As you can imagine, this call suddenly jumped to the top of our list and we sent a message back to the police saying that this call was perhaps a little bit more urgent that we initially thought.

“Don’t pull the plate…” began the sector controller.

“My brother’s just pulled it out!” exclaimed the child. “And now there’s blood EVERYWHERE! HEEEEEEELP!”

Poor kid - he was only trying to help, I suppose. No child should ever have to witness something like that, let alone be expected to do the right thing.
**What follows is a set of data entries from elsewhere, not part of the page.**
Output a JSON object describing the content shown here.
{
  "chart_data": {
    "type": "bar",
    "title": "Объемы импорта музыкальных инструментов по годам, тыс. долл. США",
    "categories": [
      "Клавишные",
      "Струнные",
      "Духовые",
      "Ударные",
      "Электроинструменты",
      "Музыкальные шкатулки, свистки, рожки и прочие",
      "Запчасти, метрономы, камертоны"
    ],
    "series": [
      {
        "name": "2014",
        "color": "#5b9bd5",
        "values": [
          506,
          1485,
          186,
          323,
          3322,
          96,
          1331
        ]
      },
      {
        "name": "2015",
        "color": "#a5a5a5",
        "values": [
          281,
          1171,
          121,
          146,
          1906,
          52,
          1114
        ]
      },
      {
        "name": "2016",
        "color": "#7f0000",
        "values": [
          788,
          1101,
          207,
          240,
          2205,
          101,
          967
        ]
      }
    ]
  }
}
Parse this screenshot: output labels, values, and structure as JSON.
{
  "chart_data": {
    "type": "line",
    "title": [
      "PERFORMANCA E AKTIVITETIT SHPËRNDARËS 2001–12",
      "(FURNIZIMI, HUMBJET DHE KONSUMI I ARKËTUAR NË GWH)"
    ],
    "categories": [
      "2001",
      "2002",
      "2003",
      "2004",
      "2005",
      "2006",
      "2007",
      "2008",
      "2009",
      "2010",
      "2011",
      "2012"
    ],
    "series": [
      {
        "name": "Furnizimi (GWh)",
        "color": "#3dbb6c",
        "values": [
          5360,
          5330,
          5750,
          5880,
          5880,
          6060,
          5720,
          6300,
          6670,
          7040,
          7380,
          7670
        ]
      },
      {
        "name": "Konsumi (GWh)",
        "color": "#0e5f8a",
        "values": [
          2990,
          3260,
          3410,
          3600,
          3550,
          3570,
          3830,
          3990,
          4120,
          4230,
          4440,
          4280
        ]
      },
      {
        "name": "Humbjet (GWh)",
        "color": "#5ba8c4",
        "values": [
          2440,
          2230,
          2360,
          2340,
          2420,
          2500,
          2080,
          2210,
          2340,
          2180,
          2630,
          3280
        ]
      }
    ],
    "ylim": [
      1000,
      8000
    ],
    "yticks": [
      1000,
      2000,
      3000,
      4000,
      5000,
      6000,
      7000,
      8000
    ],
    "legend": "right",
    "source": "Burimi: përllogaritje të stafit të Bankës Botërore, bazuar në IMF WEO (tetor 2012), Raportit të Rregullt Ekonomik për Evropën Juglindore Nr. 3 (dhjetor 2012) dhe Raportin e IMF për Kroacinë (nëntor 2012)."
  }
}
The second happened late on Boxing Day. A man and his girlfriend were making their way home from the pub and got into an argument, as I imagine a lot of couples do this time of year. “You bought me socks AGAIN!” “You made me cook the turkey all by myself!” “You invited your horrible Aunt Betty!” (I’m hearing this in my head, of course I don’t really know what they were arguing about.) Exasperatedly, the woman pushed the man. Drunkenly, the man fell into the road. Along came a big, red, double decker bus. The driver didn’t see the man lying prostate on the tarmac. He only stopped when he heard the woman’s screams. By then, the man was trapped under the bus, tangled in the mechanism.

He was dead by the time we got to him. His girlfriend never got to say she was sorry. That’s one Christmas row that won’t be forgotten by New Year.